INDIANAPOLIS —Both the Indianapolis Colts and the New York Jets might need to steer clear of their usual special teams calls and plans when the two teams face off on Monday night at MetLife Stadium.
With the amount of familiarity between the game's two special teams coordinators, you can bet both sides have made some extra adjustments in the days of practice leading up to the matchup.
That's because Brant Boyer, who spent the first four seasons of his NFL coaching career as a special teams assistant with the Indianapolis Colts, is now in his first season as the Jets' special teams coordinator.
He'll face off against his old team for the first time on Monday.
"Brant's a good football coach, he's a great friend," Colts special teams coordinator Tom McMahon said this week. "He's going to get these guys ready to go, so he knows, quote-unquote, our calls; we know his calls. We've got to switch calls; he's got to switch calls.
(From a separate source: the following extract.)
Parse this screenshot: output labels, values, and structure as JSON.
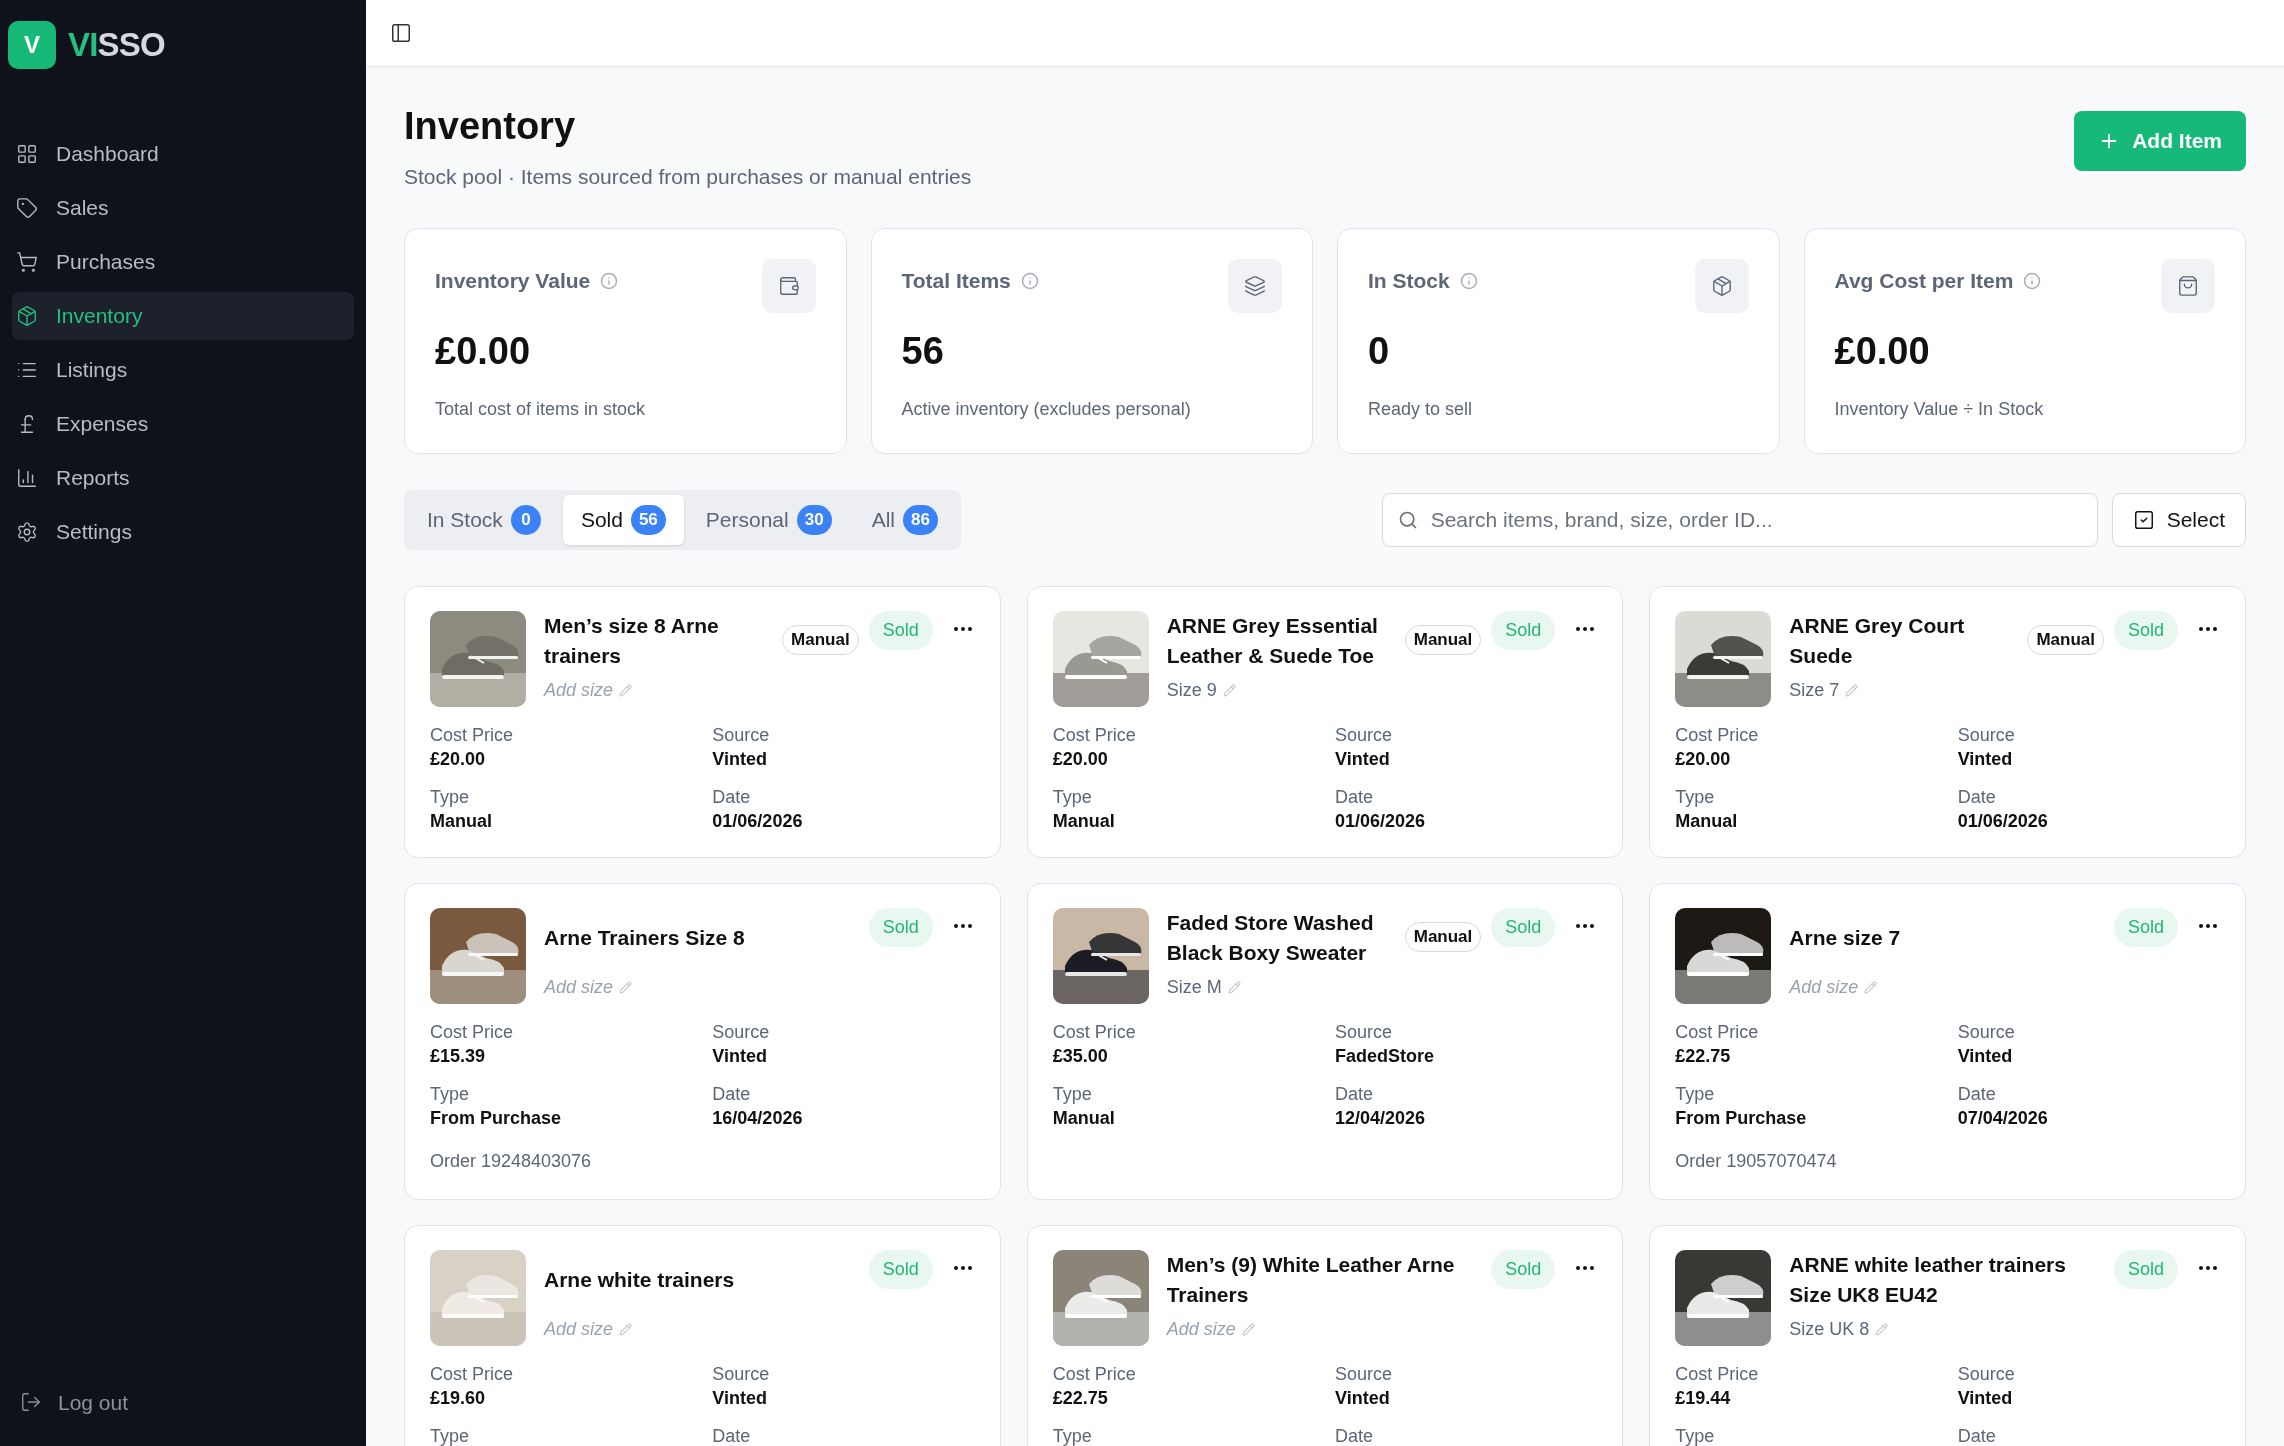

So we know each other very very well, but at the end of the day, he's got these guys playing hard."
While with the Colts from 2012 through 2015, Boyer helped oversee a special teams unit during that span that ranked third in net punting average, fourth in kickoff return average and kickoff touchbacks and seventh in field goal percentage.
Boyer also helped groom All-Pros Pat McAfee and Adam Vinatieri, while he discovered long snapper Matt Overton at a specialists combine in 2012; Overton was named to the Pro Bowl the next season.
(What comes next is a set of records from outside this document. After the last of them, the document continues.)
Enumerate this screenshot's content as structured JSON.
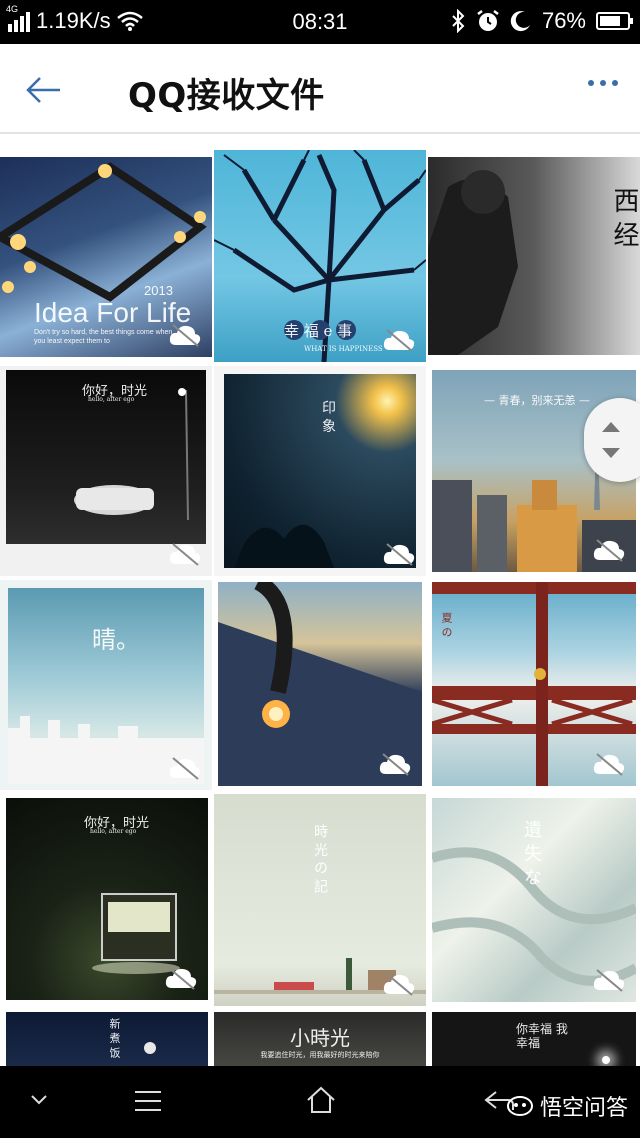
{
  "status_bar": {
    "network_type": "4G",
    "speed": "1.19K/s",
    "time": "08:31",
    "battery": "76%",
    "battery_level": 0.76,
    "icons": [
      "signal-icon",
      "wifi-icon",
      "bluetooth-icon",
      "alarm-icon",
      "moon-icon",
      "battery-icon"
    ]
  },
  "app_bar": {
    "title": "QQ接收文件",
    "back_icon": "arrow-left-icon",
    "more_icon": "more-dots-icon",
    "accent_color": "#3a6ea8"
  },
  "tiles": [
    {
      "caption": "Idea For Life",
      "sub": "2013",
      "extra": "Don't try so hard, the best things come when you least expect them to",
      "icon": "cloud-off-icon"
    },
    {
      "caption": "幸 福 e 事",
      "sub": "WHAT IS HAPPINESS",
      "icon": "cloud-off-icon"
    },
    {
      "caption": "西 经",
      "icon": "cloud-off-icon"
    },
    {
      "caption": "你好，时光",
      "sub": "hello, after ego",
      "icon": "cloud-off-icon"
    },
    {
      "caption": "印 象",
      "icon": "cloud-off-icon"
    },
    {
      "caption": "— 青春，别来无恙 —",
      "icon": "cloud-off-icon"
    },
    {
      "caption": "晴。",
      "icon": "cloud-off-icon"
    },
    {
      "caption": "",
      "icon": "cloud-off-icon"
    },
    {
      "caption": "夏 の",
      "icon": "cloud-off-icon"
    },
    {
      "caption": "你好，时光",
      "sub": "hello, after ego",
      "icon": "cloud-off-icon"
    },
    {
      "caption": "時 光 の 記",
      "icon": "cloud-off-icon"
    },
    {
      "caption": "遺 失 な",
      "icon": "cloud-off-icon"
    },
    {
      "caption": "新 煮 饭",
      "icon": "cloud-off-icon"
    },
    {
      "caption": "小時光",
      "sub": "我要追住时光，用我最好的时光来陪你",
      "icon": "cloud-off-icon"
    },
    {
      "caption": "你幸福 我幸福",
      "icon": "cloud-off-icon"
    }
  ],
  "navigation_bar": {
    "items": [
      "chevron-down-icon",
      "menu-icon",
      "home-icon",
      "back-icon"
    ]
  },
  "watermark": {
    "text": "悟空问答"
  }
}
The Jets hired Boyer this offseason with hopes that he could bring his tremendous experience with the Colts and help them stabilize their own special teams woes in recent seasons; Boyer's hiring was the team's fifth special teams coordinator in as many seasons.
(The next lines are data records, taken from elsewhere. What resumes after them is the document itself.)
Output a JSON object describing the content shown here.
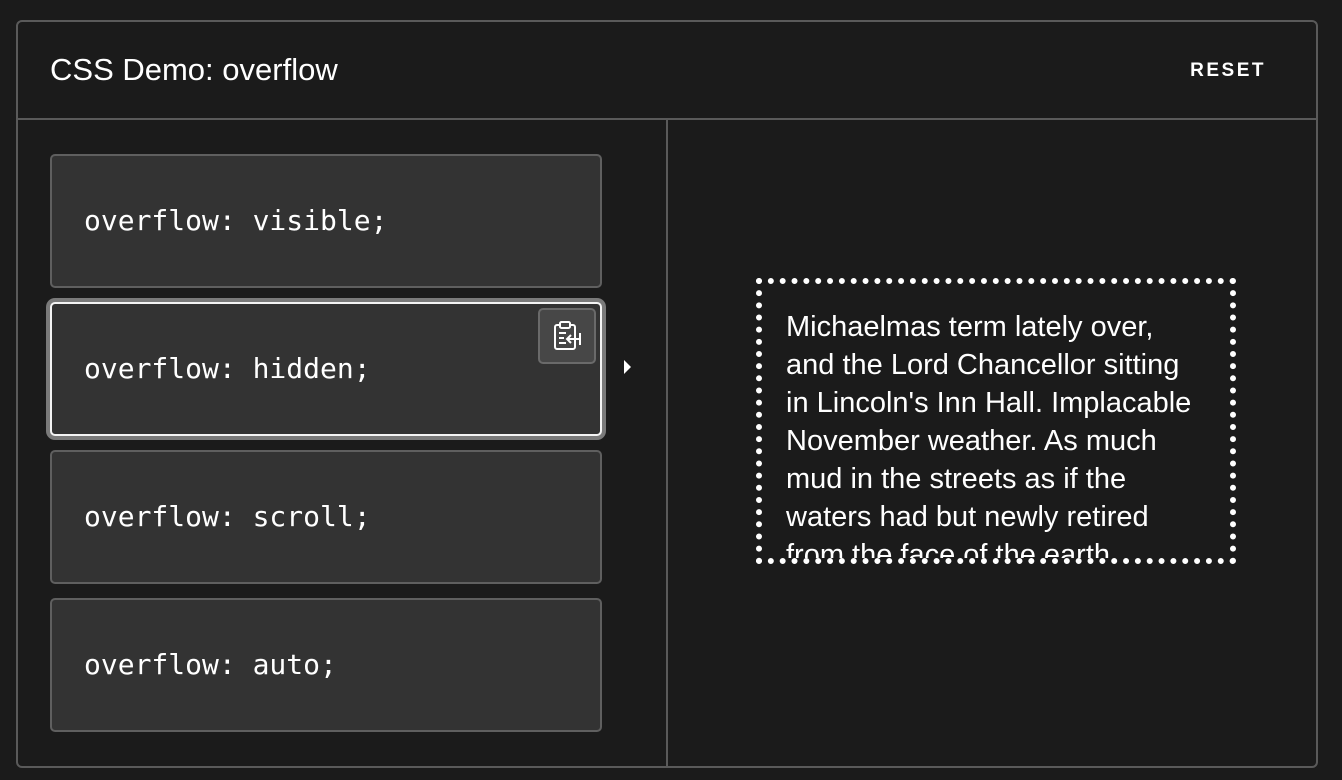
{
  "header": {
    "title": "CSS Demo: overflow",
    "reset_label": "RESET"
  },
  "options": [
    {
      "code": "overflow: visible;"
    },
    {
      "code": "overflow: hidden;",
      "selected": true
    },
    {
      "code": "overflow: scroll;"
    },
    {
      "code": "overflow: auto;"
    }
  ],
  "copy_button": {
    "icon": "clipboard-copy-icon"
  },
  "output": {
    "text": "Michaelmas term lately over, and the Lord Chancellor sitting in Lincoln's Inn Hall. Implacable November weather. As much mud in the streets as if the waters had but newly retired from the face of the earth."
  },
  "colors": {
    "background": "#1b1b1b",
    "border": "#5a5a5a",
    "option_bg": "#333333",
    "text": "#ffffff"
  }
}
One of the biggest draws for Boyer is the fact he was a standout player in the NFL, as he played 10 years with the Miami Dolphins, Jacksonville Jaguars and Cleveland Browns, and was a special teams captain in Jacksonville and Cleveland.
Boyer also played his last two seasons with the Browns with two young assistant coaches — Chuck Pagano and Todd Bowles — leading the team's secondary at the time.
Fast forward 15 years later, and Pagano is impressed with the work Boyer is doing in his first opportunity as a coordinator in the NFL.
"Brant Boyer's doing a great job over there," Pagano said this week.
The Colts know they'll have their hands full with Boyer's two kick returners, Jalin Marshall and Jeremy Ross. As a team, New York ranks 10th in the NFL with a 23.4 yards-per-kickoff-return average, and McMahon said most of those yards are well earned.
It's not just key to get to the returner against the Jets; you must take them to the ground.
"What Jalin (Marshall) and Jeremy Ross give them is, to me, they're both Golden Tate; they're both guys that, in my opinion — I don't know if they did or not — but they both look like they played running back in their past," McMahon said. "So they break tackles, you've got to wrap them up — we call it a python tackle."
And when you decide to pooch a punt against the Jets — look out.
"Brant's done a great job with these guys — if they're going to let the ball go over their head, they're going to block the heck out of our gunners and get a touchback, and that way they can start on the minus-20," McMahon said. "They're a very hard team to pin; very, very well-coached returners."